[The Life of Cesare Borgia by Raphael Sabatini]@TWC D-Link book
The Life of Cesare Borgia

CHAPTER III
6/14

Giustiniani wrote to his Government that he had not gone lest his going should give the duke importance in the eyes of others.( 1) The pettiness and meanness of the man, revealed in that dispatch, will enable you to attach to Giustiniani the label that belongs to him.
1 "Per non dar materia ad altri che fazino un po di lui mazor estimazion di quel che fanno quando lo vedessero in parte alcuna favorito."-- Giustiniani, Dispatch of November 6, 1503.
To cheer Valentinois in those days of depression came news that his subjects of Imola had successfully resisted an attack on the part of the Venetians.

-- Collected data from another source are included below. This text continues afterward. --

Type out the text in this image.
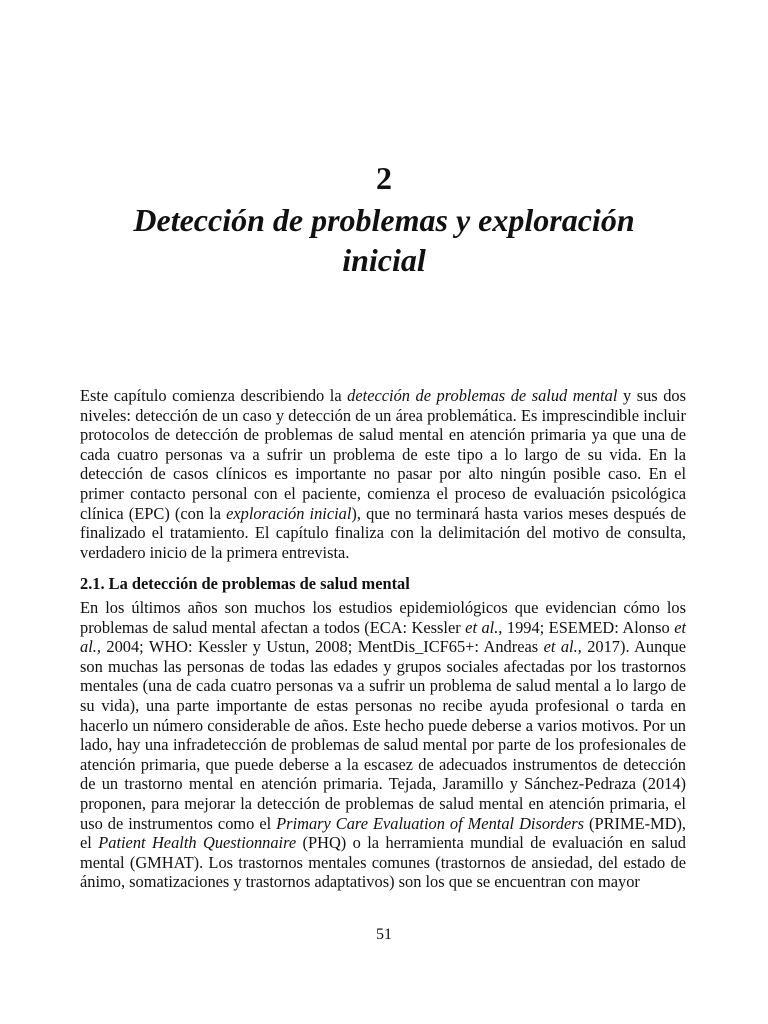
2
Detección de problemas y exploración inicial
Este capítulo comienza describiendo la detección de problemas de salud mental y sus dos niveles: detección de un caso y detección de un área problemática. Es imprescindible incluir protocolos de detección de problemas de salud mental en atención primaria ya que una de cada cuatro personas va a sufrir un problema de este tipo a lo largo de su vida. En la detección de casos clínicos es importante no pasar por alto ningún posible caso. En el primer contacto personal con el paciente, comienza el proceso de evaluación psicológica clínica (EPC) (con la exploración inicial), que no terminará hasta varios meses después de finalizado el tratamiento. El capítulo finaliza con la delimitación del motivo de consulta, verdadero inicio de la primera entrevista.
2.1. La detección de problemas de salud mental
En los últimos años son muchos los estudios epidemiológicos que evidencian cómo los problemas de salud mental afectan a todos (ECA: Kessler et al., 1994; ESEMED: Alonso et al., 2004; WHO: Kessler y Ustun, 2008; MentDis_ICF65+: Andreas et al., 2017). Aunque son muchas las personas de todas las edades y grupos sociales afectadas por los trastornos mentales (una de cada cuatro personas va a sufrir un problema de salud mental a lo largo de su vida), una parte importante de estas personas no recibe ayuda profesional o tarda en hacerlo un número considerable de años. Este hecho puede deberse a varios motivos. Por un lado, hay una infradetección de problemas de salud mental por parte de los profesionales de atención primaria, que puede deberse a la escasez de adecuados instrumentos de detección de un trastorno mental en atención primaria. Tejada, Jaramillo y Sánchez-Pedraza (2014) proponen, para mejorar la detección de problemas de salud mental en atención primaria, el uso de instrumentos como el Primary Care Evaluation of Mental Disorders (PRIME-MD), el Patient Health Questionnaire (PHQ) o la herramienta mundial de evaluación en salud mental (GMHAT). Los trastornos mentales comunes (trastornos de ansiedad, del estado de ánimo, somatizaciones y trastornos adaptativos) son los que se encuentran con mayor
51
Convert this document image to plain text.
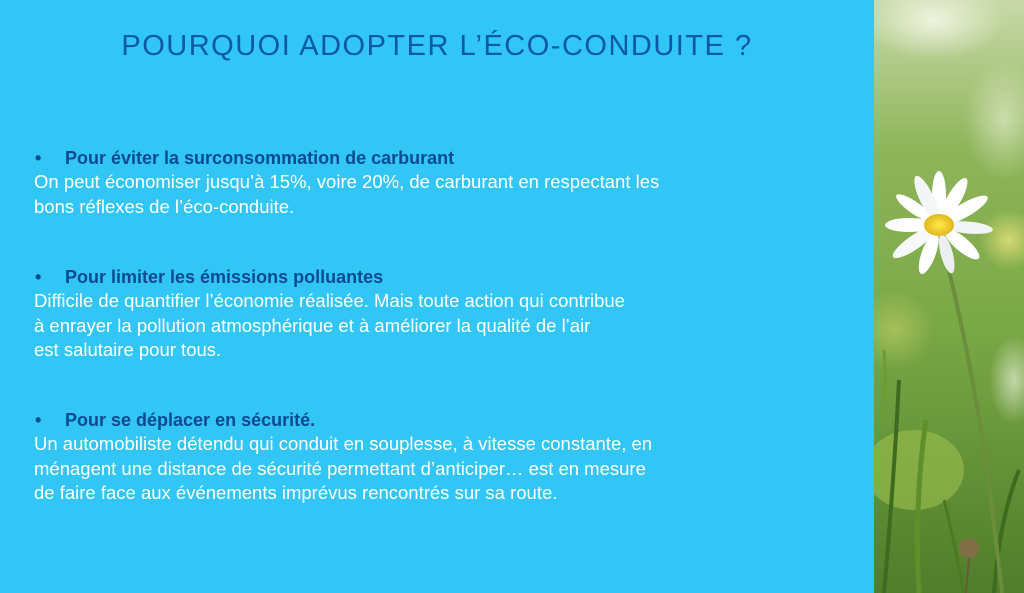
POURQUOI ADOPTER L’ÉCO-CONDUITE ?
•	Pour éviter la surconsommation de carburant

On peut économiser jusqu’à 15%, voire 20%, de carburant en respectant les
bons réflexes de l’éco-conduite.

•	Pour limiter les émissions polluantes

Difficile de quantifier l’économie réalisée. Mais toute action qui contribue
à enrayer la pollution atmosphérique et à améliorer la qualité de l’air
est salutaire pour tous.

•	Pour se déplacer en sécurité.

Un automobiliste détendu qui conduit en souplesse, à vitesse constante, en
ménagent une distance de sécurité permettant d’anticiper… est en mesure
de faire face aux événements imprévus rencontrés sur sa route.
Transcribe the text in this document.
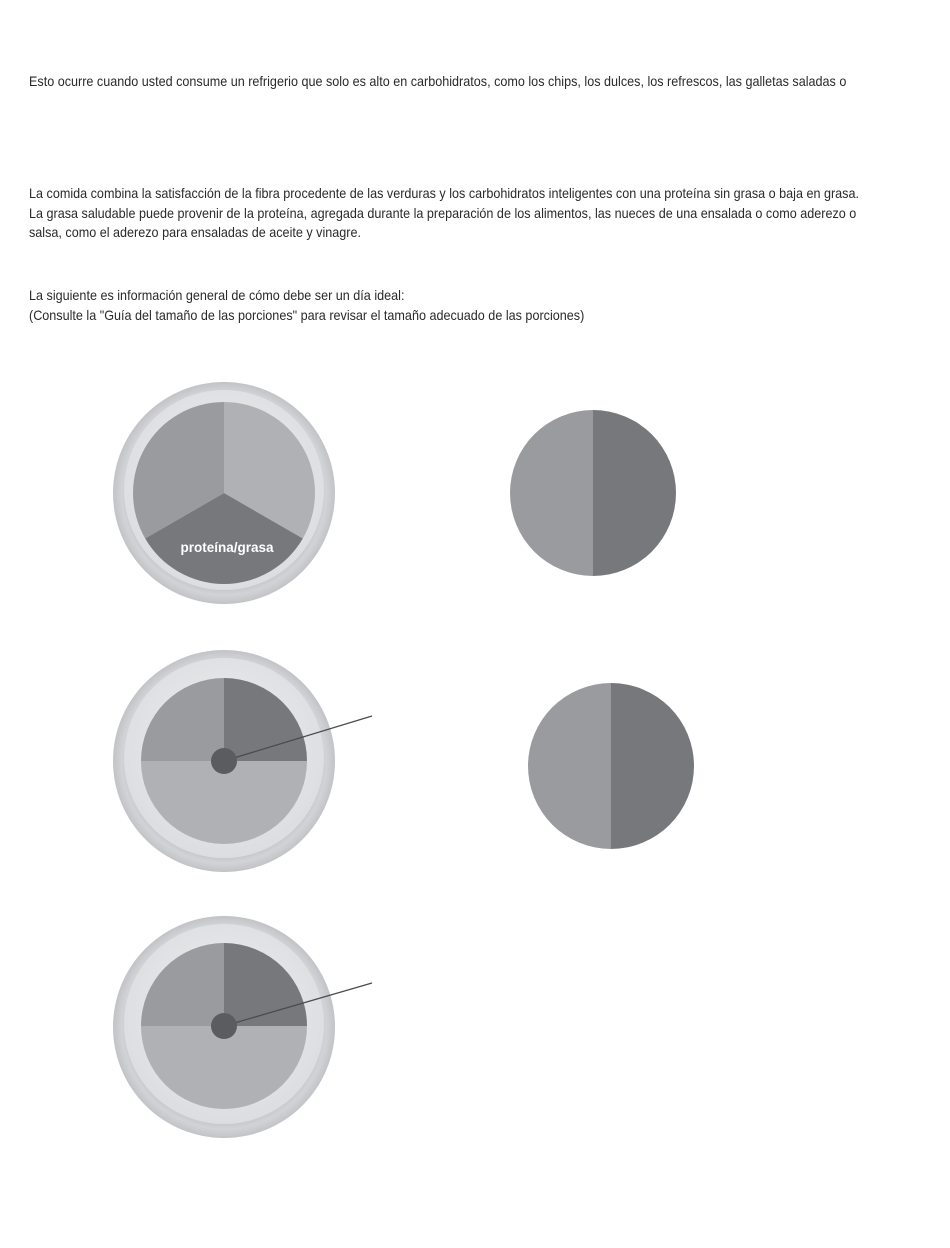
Esto ocurre cuando usted consume un refrigerio que solo es alto en carbohidratos, como los chips, los dulces, los refrescos, las galletas saladas o
La comida combina la satisfacción de la fibra procedente de las verduras y los carbohidratos inteligentes con una proteína sin grasa o baja en grasa.
La grasa saludable puede provenir de la proteína, agregada durante la preparación de los alimentos, las nueces de una ensalada o como aderezo o
salsa, como el aderezo para ensaladas de aceite y vinagre.
La siguiente es información general de cómo debe ser un día ideal:
(Consulte la "Guía del tamaño de las porciones" para revisar el tamaño adecuado de las porciones)
proteína/grasa
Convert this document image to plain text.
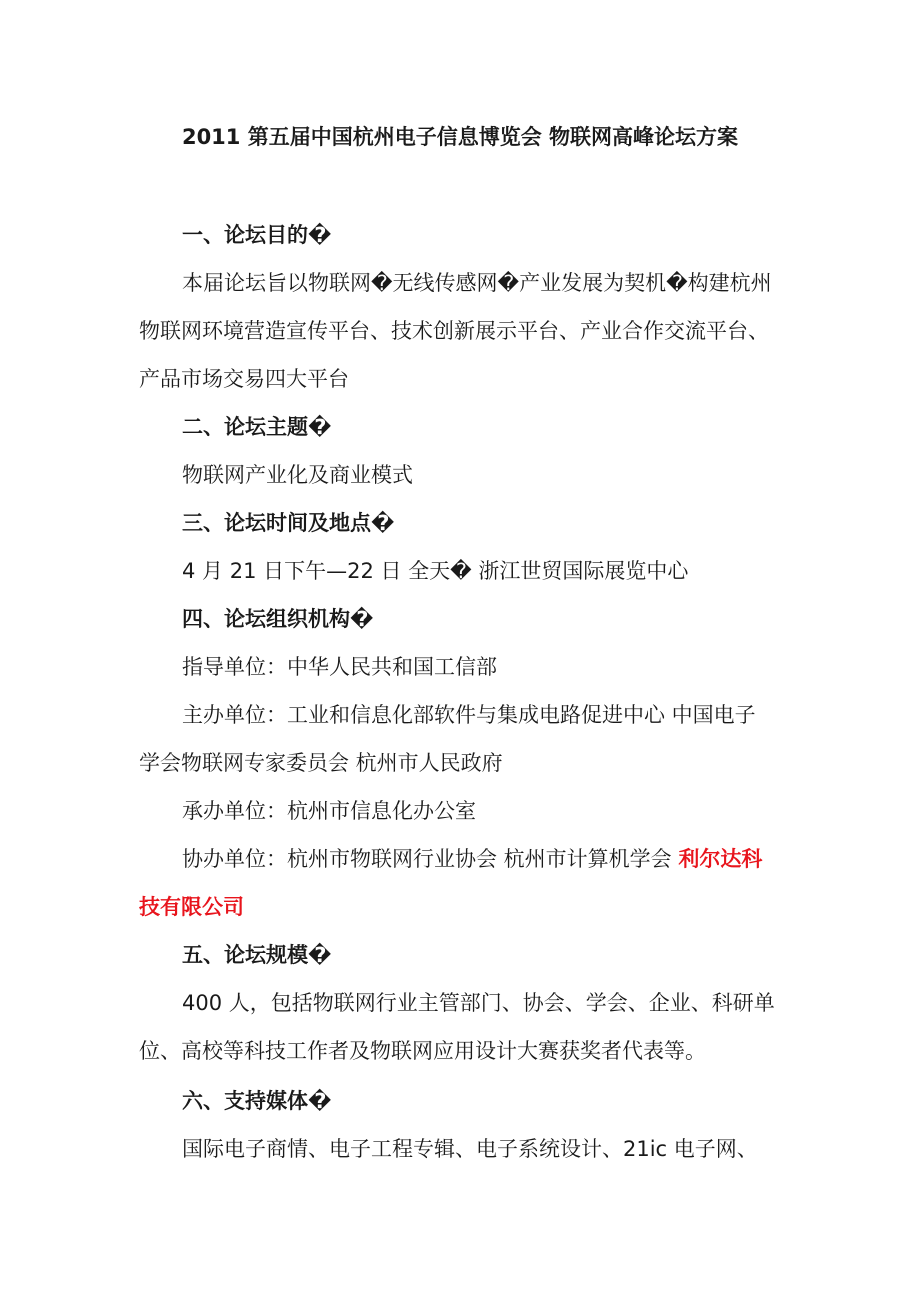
2011 第五届中国杭州电子信息博览会 物联网高峰论坛方案
一、论坛目的�
本届论坛旨以物联网�无线传感网�产业发展为契机�构建杭州
物联网环境营造宣传平台、技术创新展示平台、产业合作交流平台、
产品市场交易四大平台
二、论坛主题�
物联网产业化及商业模式
三、论坛时间及地点�
4 月 21 日下午—22 日 全天� 浙江世贸国际展览中心
四、论坛组织机构�
指导单位：中华人民共和国工信部
主办单位：工业和信息化部软件与集成电路促进中心 中国电子
学会物联网专家委员会 杭州市人民政府
承办单位：杭州市信息化办公室
协办单位：杭州市物联网行业协会 杭州市计算机学会 利尔达科
技有限公司
五、论坛规模�
400 人，包括物联网行业主管部门、协会、学会、企业、科研单
位、高校等科技工作者及物联网应用设计大赛获奖者代表等。
六、支持媒体�
国际电子商情、电子工程专辑、电子系统设计、21ic 电子网、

So stimulated was he that he prepared at once to go, himself, into the Romagna, and obtained from the Pope, from d'Amboise, and from Soderini, letters to Florence desiring the Signory to afford him safe-conduct through Tuscany for himself and his army.
The Pope expressed himself, in his letter, that he would count such safe-conduct as a great favour to himself, and urged the granting of it out of his "love for Cesare," owing to the latter's "great virtues and shining merits."(2) Yet on the morrow of dispatching that brief, this man, who was accounted honest, straightforward, and imbued with a love of truth, informed Giustiniani--or else Giustiniani lied in his dispatches--that he understood that the Venetians were assailing the Romagna, not out of enmity to the Church, but to punish the demerits of Cesare, and he made it plain to Giustiniani that, if he complained of the conduct of the Venetians, it was on his own behalf and not on Cesare's, as his aim was to preserve the Romagna, not for the duke, but for the Church.
2 "In quo nobis rem gratissimam facietis ducis enim ipsum propter ejus insignes virtutes et praeclara merita praecipuo affectur et caritate praecipua complectimur."-- Archivio di Stato, Firenze.

(See Alvisi, Doct.
96.) With the aim we have no quarrel.

It was laudable enough in a Pontiff.
But it foreshadows Cesare's ruin, in spite of the love-protesting letter to Florence, in spite of the bargain struck by virtue of which Julius had obtained the pontificate.

Whether the Pope went further in his treachery, whether, having dispatched that brief to Florence, he sent other communications to the Signory, is not ascertainable; but the suspicion of some such secret action is inspired by what ensued.
On November 13 Cesare was ready to leave Rome; but no safe-conduct had arrived.